While some policy makers expressed concern excessive purchase of Treasuries could “at some point, lead to deterioration” in the government debt market, members agreed the risk was “low at present” and would be outweighed by the benefits of extending Operation Twist.
“They’re not entirely confident that the options they have are good ones,” said Drew Matus, U.S. economist at UBS AG in Stamford, Connecticut. “They’re being more open about their limitations.”
Lou Crandall, chief economist at Wrightson ICAP LLC, said the committee’s discussion of potential costs to the functioning of the more than $10.5 trillion Treasury market opens the door to renewed purchases of mortgage-backed securities.
“If you want to spread the impact, then you add another market,” Crandall said.

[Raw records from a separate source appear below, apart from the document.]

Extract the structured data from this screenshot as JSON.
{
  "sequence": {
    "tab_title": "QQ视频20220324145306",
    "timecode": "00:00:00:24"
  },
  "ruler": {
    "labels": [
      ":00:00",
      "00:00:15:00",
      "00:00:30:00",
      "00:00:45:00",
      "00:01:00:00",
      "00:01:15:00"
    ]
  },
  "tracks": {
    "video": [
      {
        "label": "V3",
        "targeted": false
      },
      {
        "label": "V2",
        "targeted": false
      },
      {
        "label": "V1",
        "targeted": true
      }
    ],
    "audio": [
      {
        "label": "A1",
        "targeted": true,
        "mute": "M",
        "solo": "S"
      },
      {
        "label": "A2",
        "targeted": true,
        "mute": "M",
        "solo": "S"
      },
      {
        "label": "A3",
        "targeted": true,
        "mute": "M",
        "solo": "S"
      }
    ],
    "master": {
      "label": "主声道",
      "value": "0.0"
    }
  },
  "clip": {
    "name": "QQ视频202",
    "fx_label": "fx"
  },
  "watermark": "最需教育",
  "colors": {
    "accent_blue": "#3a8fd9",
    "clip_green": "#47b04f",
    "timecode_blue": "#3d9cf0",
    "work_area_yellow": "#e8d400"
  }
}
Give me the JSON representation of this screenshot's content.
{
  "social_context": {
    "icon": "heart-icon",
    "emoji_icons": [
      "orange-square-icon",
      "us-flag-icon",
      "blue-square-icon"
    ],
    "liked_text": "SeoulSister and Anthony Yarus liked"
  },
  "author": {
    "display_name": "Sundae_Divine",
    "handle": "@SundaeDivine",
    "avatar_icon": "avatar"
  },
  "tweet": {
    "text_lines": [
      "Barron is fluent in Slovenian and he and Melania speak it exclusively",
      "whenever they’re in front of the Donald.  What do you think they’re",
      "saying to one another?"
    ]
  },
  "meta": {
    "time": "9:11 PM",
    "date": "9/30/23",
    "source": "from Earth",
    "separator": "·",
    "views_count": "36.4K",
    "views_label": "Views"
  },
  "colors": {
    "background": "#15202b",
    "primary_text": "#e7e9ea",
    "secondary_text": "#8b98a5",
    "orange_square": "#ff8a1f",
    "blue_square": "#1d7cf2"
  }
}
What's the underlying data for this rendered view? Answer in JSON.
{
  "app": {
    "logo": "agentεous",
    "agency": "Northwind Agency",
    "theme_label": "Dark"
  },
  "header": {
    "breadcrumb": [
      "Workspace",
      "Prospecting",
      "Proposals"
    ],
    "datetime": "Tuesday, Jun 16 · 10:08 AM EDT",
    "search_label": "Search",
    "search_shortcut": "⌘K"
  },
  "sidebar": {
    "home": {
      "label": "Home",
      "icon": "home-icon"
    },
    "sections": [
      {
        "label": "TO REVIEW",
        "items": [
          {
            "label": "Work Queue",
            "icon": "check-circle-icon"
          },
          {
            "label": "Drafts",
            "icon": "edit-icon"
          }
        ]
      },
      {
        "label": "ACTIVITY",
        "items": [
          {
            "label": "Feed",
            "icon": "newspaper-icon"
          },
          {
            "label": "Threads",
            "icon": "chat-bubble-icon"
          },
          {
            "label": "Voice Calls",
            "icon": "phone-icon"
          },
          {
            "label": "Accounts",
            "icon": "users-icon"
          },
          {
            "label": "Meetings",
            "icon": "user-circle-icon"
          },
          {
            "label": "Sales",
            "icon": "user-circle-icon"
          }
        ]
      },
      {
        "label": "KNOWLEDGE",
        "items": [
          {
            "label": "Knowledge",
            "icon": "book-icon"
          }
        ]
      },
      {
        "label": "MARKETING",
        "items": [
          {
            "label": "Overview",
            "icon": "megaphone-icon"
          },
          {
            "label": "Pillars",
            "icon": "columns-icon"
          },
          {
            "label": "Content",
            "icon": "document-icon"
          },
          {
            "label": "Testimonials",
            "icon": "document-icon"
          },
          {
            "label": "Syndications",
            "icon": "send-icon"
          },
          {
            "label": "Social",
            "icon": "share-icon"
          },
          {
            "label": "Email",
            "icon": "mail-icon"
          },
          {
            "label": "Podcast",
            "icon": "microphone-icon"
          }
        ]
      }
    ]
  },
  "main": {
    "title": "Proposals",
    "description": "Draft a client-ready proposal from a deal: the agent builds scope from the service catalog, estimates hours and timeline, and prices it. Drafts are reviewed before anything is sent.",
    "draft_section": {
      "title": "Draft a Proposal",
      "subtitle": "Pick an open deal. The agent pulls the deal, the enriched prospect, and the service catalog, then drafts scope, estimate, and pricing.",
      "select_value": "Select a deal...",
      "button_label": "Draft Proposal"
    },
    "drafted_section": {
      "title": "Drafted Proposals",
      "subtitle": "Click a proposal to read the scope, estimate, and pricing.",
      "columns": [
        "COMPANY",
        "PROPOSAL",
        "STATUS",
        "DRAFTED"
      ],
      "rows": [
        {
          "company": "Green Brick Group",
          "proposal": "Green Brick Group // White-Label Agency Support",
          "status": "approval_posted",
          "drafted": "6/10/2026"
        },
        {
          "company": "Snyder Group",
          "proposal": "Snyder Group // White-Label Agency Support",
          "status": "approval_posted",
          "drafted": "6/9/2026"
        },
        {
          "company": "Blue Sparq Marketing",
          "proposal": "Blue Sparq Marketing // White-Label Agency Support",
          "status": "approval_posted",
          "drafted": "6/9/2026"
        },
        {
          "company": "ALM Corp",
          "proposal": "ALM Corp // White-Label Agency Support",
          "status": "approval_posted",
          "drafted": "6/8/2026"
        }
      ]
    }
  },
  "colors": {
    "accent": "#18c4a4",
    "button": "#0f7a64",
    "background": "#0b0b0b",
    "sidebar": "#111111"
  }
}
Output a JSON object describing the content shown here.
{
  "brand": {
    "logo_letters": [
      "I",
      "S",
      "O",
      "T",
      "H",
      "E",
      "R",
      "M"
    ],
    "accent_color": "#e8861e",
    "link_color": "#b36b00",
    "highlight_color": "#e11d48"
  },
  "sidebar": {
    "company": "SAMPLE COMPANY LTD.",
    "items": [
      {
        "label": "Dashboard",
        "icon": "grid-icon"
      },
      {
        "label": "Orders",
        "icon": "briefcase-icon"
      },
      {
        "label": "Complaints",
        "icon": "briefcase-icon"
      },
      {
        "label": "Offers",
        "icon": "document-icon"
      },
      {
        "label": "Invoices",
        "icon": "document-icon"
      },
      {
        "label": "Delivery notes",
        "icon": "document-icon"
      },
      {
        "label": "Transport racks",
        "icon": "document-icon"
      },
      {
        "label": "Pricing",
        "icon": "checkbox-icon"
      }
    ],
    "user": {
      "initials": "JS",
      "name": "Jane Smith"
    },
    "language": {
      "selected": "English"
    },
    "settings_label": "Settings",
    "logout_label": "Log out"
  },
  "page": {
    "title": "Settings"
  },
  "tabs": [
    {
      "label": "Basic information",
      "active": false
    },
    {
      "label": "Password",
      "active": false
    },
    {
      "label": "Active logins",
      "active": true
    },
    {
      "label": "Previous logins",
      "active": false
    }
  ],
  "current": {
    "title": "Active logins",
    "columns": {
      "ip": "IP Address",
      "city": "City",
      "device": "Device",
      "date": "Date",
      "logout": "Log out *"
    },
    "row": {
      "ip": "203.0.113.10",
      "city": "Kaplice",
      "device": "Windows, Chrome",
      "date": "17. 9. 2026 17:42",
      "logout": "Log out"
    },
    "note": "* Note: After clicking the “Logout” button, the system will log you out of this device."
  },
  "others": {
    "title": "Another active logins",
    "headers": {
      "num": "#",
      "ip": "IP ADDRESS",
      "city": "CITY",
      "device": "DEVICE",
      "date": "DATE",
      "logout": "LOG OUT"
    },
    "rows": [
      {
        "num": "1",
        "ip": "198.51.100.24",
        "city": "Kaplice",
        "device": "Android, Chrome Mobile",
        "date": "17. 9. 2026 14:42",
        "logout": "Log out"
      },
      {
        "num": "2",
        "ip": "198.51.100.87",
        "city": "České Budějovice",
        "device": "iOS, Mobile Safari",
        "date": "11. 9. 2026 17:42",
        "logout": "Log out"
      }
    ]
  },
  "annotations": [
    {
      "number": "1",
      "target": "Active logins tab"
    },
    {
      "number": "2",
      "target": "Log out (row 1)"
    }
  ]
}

The Fed lowered interest rates to zero in December of 2008 and initiated two rounds of large-scale asset purchases totaling $2.3 trillion. In the first round the central bank purchased Treasuries and housing debt, while it limited purchases to Treasuries in the second round.
San Francisco Fed President John Williams and the Chicago Fed’s Charles Evans this week said that the central bank could add additional stimulus through a third round of asset purchases, this time including housing debt guaranteed by mortgage-finance companies Fannie Mae, Freddie Mac and Ginnie Mae.
“If further action is called for, the most effective tool would be additional purchases of longer-maturity securities, including agency mortgage-backed securities,” Williams said in a July 9 speech in Coeur D’Alene, Idaho. Evans said he would have favored the Fed taking stronger action in June.
Participants at the meeting said financial conditions had become less supportive of the economy as investors’ concerns about the euro region’s sovereign-debt and banking crisis increased. Policy makers said that strains in Europe could spill over into the U.S. and saw the need of “undertaking adequate preparations to address such spillovers if they were to occur.”
Nearly all policy makers judged uncertainty about economic growth and unemployment to be higher than the normal level during the previous 20 years, the minutes show.
Inflation is also falling below the Fed’s 2 percent goal. Prices rose 1.5 percent from a year earlier in May, as measured by the personal consumption expenditures price index. The inflation gauge is the lowest since January 2011 and has dropped from a 2011 peak of 2.9 percent in September.
“There’s a growing coalition of members who are inclined to do more and who really feel that they’re failing to meet their objectives,” said Jeffrey Greenberg, a U.S. economist at Nomura Securities International LLC in New York. “They see the unemployment rate and read that as a clear indication that they’re not achieving the full employment aspect of the dual mandate.”